A straightThis is five cards in a sequence (e.g.,4,5,6,7,8), through aces allowed to be one of two people 1 or 13 (low or high) andwith the cards permitted to it is in of the exact same suit (e.g., all hearts) orfrom some different suits. The variety of such hand is 10*<4-choose-1>^5.The probability is 0.003940. IF YOU typical TO EXCLUDE straight FLUSHESAND royal FLUSHES (SEE BELOW), the variety of such hand is 10*<4-choose-1>^5 - 36 - 4 = 10200, through probability 0.00392465
A flushhere all 5 cards are from the exact same suit(they may also be a straight). The number of such hands is (4-choose-1)*(13-choose-5). The probability is about 0.00198079. IF YOU mean TO EXCLUDE right FLUSHES, SUBTRACT 4*10 (SEE THE following TYPEOF HAND): the number of hands would then be (4-choose-1)*(13-choose-5)-4*10,with probability about 0.0019654.

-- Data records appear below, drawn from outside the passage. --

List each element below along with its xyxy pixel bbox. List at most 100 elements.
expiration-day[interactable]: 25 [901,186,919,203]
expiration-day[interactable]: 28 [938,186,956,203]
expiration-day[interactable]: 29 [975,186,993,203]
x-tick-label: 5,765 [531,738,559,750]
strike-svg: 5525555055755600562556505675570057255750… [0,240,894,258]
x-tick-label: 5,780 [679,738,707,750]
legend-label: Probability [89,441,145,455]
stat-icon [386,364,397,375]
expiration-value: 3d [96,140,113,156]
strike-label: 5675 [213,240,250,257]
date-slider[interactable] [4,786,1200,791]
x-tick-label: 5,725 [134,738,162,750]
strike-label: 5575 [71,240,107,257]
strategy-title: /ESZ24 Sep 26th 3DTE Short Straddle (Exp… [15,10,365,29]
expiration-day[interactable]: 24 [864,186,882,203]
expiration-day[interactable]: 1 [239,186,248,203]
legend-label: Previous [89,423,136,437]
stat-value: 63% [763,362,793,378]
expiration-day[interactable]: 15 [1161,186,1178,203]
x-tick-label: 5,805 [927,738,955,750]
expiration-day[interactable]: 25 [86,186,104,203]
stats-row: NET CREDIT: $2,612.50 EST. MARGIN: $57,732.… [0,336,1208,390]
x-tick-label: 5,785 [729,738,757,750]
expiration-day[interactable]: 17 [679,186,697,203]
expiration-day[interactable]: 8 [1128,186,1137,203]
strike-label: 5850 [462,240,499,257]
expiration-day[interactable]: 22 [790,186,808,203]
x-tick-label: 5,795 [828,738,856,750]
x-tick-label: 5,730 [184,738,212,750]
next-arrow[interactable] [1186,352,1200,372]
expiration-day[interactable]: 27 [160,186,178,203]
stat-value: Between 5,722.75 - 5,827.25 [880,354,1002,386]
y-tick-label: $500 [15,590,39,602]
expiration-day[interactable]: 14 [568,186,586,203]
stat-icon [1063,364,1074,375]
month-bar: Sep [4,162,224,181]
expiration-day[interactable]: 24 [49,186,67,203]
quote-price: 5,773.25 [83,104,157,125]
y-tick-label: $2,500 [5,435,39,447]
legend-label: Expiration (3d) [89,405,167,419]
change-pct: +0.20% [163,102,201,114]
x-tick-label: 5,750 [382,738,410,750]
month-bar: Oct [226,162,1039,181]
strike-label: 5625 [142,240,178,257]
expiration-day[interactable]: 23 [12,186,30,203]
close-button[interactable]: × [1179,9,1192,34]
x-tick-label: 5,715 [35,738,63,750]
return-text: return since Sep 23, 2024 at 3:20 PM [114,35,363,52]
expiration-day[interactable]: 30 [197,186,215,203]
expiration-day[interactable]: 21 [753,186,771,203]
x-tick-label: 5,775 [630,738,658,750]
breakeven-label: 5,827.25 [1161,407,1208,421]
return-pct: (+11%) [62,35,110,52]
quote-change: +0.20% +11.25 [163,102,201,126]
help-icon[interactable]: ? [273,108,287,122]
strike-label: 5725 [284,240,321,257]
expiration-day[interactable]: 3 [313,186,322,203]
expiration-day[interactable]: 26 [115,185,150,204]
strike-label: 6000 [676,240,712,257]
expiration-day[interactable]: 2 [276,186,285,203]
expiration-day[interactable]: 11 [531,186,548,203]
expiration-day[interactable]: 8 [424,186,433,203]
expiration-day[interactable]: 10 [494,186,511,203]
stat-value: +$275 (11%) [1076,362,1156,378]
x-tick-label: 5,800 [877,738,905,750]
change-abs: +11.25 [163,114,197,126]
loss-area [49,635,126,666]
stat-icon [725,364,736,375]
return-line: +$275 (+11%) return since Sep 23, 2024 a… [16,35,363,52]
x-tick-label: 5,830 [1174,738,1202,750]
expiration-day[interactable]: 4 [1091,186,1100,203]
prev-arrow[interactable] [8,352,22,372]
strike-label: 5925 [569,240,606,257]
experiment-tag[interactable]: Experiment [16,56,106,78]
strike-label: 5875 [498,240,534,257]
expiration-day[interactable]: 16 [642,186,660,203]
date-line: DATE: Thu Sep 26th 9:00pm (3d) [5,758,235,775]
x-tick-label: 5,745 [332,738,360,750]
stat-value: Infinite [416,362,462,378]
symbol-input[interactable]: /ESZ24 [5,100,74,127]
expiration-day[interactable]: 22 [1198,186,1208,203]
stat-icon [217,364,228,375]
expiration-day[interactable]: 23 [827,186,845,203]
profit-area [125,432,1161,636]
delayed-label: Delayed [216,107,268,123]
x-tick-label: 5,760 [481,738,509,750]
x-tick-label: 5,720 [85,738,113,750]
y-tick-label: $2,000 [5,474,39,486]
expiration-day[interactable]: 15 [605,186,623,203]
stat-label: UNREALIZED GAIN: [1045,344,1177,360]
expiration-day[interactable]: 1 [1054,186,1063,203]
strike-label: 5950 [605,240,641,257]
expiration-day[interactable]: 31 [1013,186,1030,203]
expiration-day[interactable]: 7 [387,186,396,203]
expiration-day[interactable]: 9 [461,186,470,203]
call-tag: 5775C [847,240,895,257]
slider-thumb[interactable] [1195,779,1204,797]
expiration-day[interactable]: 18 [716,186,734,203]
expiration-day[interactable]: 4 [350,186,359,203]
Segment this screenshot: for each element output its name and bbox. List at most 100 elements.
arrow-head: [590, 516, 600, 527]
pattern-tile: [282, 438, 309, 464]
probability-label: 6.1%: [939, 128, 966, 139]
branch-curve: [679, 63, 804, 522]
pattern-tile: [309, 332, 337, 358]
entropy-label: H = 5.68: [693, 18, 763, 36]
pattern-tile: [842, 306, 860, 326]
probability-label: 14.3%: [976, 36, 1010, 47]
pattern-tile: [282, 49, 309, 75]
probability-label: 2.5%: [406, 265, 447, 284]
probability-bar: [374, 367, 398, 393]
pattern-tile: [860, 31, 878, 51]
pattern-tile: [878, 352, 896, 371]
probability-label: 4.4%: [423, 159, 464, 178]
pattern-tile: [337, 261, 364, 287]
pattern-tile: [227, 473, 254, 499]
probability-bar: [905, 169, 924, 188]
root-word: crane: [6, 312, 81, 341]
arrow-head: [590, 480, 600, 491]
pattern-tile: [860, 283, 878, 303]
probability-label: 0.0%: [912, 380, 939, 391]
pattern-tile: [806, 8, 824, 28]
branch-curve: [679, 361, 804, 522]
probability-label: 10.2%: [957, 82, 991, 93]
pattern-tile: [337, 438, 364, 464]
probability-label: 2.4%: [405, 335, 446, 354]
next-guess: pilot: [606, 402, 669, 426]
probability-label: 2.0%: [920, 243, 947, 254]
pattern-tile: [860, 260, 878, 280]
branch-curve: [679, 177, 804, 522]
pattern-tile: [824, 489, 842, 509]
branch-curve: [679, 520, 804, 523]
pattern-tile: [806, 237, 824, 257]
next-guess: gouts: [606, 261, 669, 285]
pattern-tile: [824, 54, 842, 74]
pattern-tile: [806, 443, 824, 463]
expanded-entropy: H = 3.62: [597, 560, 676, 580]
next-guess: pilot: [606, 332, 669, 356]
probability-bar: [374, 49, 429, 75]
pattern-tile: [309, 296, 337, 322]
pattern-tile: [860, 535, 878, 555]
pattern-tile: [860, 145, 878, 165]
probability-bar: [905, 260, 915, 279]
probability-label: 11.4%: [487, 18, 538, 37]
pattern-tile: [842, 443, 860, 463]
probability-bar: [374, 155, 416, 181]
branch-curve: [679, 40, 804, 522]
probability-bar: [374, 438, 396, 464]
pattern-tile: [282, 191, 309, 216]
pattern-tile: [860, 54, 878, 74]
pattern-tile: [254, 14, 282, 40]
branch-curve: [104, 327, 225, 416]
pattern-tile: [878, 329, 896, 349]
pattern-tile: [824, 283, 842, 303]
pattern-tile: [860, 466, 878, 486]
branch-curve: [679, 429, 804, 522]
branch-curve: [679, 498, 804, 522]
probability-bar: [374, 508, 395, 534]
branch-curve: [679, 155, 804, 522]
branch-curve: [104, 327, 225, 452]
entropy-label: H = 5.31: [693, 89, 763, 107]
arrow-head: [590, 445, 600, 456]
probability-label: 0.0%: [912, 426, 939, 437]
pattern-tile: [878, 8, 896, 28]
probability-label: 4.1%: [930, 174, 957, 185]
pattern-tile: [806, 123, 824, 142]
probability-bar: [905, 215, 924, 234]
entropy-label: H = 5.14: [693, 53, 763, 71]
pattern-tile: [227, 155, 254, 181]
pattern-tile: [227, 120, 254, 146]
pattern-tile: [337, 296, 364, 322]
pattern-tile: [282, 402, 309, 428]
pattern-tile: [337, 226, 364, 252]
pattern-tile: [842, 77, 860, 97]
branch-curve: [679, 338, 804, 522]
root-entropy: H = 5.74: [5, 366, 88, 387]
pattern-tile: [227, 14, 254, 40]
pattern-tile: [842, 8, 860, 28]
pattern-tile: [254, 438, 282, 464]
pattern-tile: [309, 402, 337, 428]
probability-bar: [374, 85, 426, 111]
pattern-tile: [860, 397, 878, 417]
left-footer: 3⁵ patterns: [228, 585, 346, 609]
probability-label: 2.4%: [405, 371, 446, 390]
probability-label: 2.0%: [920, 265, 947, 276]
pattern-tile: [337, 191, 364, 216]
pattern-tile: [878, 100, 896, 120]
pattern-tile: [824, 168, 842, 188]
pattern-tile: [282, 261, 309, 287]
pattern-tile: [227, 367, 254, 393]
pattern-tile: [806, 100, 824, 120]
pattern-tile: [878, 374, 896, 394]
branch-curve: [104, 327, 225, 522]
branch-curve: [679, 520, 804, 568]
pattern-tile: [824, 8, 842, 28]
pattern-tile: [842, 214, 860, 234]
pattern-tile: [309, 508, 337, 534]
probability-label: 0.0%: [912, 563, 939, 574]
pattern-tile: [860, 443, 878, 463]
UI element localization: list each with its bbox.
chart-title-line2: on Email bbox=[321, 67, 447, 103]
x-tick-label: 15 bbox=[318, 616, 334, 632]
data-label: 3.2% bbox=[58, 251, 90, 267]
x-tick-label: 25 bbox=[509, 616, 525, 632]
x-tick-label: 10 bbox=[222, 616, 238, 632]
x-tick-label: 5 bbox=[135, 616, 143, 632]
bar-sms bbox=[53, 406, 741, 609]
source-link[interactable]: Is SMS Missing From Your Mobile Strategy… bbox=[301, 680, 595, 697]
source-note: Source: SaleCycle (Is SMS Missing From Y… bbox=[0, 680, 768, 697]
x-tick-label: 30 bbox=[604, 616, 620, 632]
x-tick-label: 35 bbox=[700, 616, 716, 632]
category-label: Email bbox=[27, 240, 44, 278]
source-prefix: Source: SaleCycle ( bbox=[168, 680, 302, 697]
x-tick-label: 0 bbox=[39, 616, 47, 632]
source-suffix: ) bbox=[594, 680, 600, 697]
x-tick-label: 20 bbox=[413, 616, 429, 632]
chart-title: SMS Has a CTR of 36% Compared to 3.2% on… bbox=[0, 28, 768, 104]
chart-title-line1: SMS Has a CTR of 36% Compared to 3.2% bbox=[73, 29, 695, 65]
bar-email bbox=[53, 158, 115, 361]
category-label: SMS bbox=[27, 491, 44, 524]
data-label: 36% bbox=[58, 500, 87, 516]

A straight FLUSHevery 5 cards are from the exact same suitand they form a right (they may likewise be a imperial flush). The number of such hands is 4*10, and theprobability is 0.0000153908. IF YOU typical TO EXCLUDE imperial FLUSHES, SUBTRACT 4(SEE THE NEXT kind OF HAND): the number of hands would then be 4*10-4 = 36, with probability approximately0.0000138517.
A royal FLUSHThis consists of the ten, jack, queen,king, and also ace of one suit. Over there are 4 such hands. The probabilityis 0.00000153908.